Let me finish up with the last element, which is really an exciting area. It’s one of the areas I’ve been most involved with — the area of technology, data, informatics and electronic information and records. Financial markets need information to move. You couldn’t have a market in the business world if you didn’t have information. In healthcare we don’t have that yet; we need it. We’re making baby steps, but we need to make the information move. The information needs to go with the patient wherever he or she goes and not just be sitting in a repository with one provider.

It’s a whole new concept. When I came out of training, the idea was that medical records belonged to the doctor. Now I think we’re moving to a better place where the medical information belongs to the patient because it’s the patient’s information. It should move with the patient. That came home to me in the military health system. We had people going all over the world, and in the days of paper records, records got lost. There’s no way to track them with people all over the world and moving every year or two to a new location. It was very apparent that the only way to deal with this problem is to be able to move the information electronically around the world, and that’s exactly what we did. We created one of the first large-​scale electronic health record systems in the world. It was clunky by today’s standards, but it got the job done. The technology and the software are better today, and that is the direction that we need to move. One of the big challenges is moving the information with confidentiality and security. I think it can be done, and it is being done.

They say sunshine is the best disinfectant, and I think that’s particularly true in healthcare. If you want to know what’s going on, get the data out there. We’re seeing already some real changes in behavior because now the information on hospital readmission rates is public. More information is public about infection rates. Wouldn’t you like to know, if you’re going in to have your knee done, whether it was a half percent or 5 percent of people who got infected out of that hospital? That information could and should be public, and we’re seeing more of that, so it’s literally a disinfectant in more than one way.

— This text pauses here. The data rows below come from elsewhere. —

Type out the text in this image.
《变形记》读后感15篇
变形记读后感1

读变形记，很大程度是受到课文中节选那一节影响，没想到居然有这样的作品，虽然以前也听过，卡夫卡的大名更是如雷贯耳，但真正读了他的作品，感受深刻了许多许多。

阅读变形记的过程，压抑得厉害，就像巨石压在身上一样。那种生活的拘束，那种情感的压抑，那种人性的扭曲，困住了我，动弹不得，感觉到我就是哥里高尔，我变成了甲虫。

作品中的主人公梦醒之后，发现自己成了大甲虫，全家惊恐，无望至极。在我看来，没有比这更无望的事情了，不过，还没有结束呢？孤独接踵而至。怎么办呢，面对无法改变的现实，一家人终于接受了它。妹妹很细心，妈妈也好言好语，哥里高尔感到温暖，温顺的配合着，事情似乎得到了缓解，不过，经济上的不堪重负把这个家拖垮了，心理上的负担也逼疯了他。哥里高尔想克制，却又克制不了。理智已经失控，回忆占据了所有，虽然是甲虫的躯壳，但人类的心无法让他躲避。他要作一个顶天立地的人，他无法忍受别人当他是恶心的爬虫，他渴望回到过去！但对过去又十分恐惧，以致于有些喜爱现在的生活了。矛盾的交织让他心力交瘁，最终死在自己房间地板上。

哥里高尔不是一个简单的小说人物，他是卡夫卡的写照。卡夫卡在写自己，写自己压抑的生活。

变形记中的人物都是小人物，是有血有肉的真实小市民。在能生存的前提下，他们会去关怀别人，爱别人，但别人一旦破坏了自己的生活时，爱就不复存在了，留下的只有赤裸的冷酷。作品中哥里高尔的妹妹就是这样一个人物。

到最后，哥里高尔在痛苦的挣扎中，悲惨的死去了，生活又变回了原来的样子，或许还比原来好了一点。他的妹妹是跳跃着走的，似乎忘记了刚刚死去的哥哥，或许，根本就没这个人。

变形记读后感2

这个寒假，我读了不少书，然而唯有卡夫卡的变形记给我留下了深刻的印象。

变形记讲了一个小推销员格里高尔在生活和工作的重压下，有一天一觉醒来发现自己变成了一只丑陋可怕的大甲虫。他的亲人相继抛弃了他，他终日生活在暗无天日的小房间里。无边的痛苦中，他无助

Finally, a really exciting idea is that care could be anywhere if it is enabled with data and personalized communications. So think about it. If the information is there for a physician, you can see the patient over something that is better than Skype. Doctors can see and communicate with the patient. And another person is there, and it doesn’t need to be a physician — it can be a nurse or an assistant. You can get a lot of care done that way, and that is happening more and more. And the tendency is for that care to be at a much lower price; many times, it’s half or a third of the price of an office visit. So in the same way that the Internet dis-​intermediated the retail sector, we’ll begin to see that in healthcare. You don’t see people building malls today because of Amazon and other Internet retailers. I think we’re going to see some movement in that direction in healthcare, so that the visit might be a virtual visit in the future.

To do all of these things is a great challenge, and it’s a lot of fun. It keeps me going 24 hours a day, but I really enjoy it.

The bottom line is: There are solutions to our problems of cost, quality and access. We at Highmark want to be part of the solution and not part of the problem. Our system can improve, but at the end of the day, Congress does have a lot to do and say about how the tax code, Medicare and Medicaid interact. Over 50 percent of healthcare is funded by the government. So the thoughtful people in Washington are going to have to lead and listen and be courageous to do some things that, initially, may not look to be popular but are the right things to do to help bring about cost control, access to care, and quality healthcare for everybody.

Dr. William Winkenwerder Jr. is CEO of Highmark.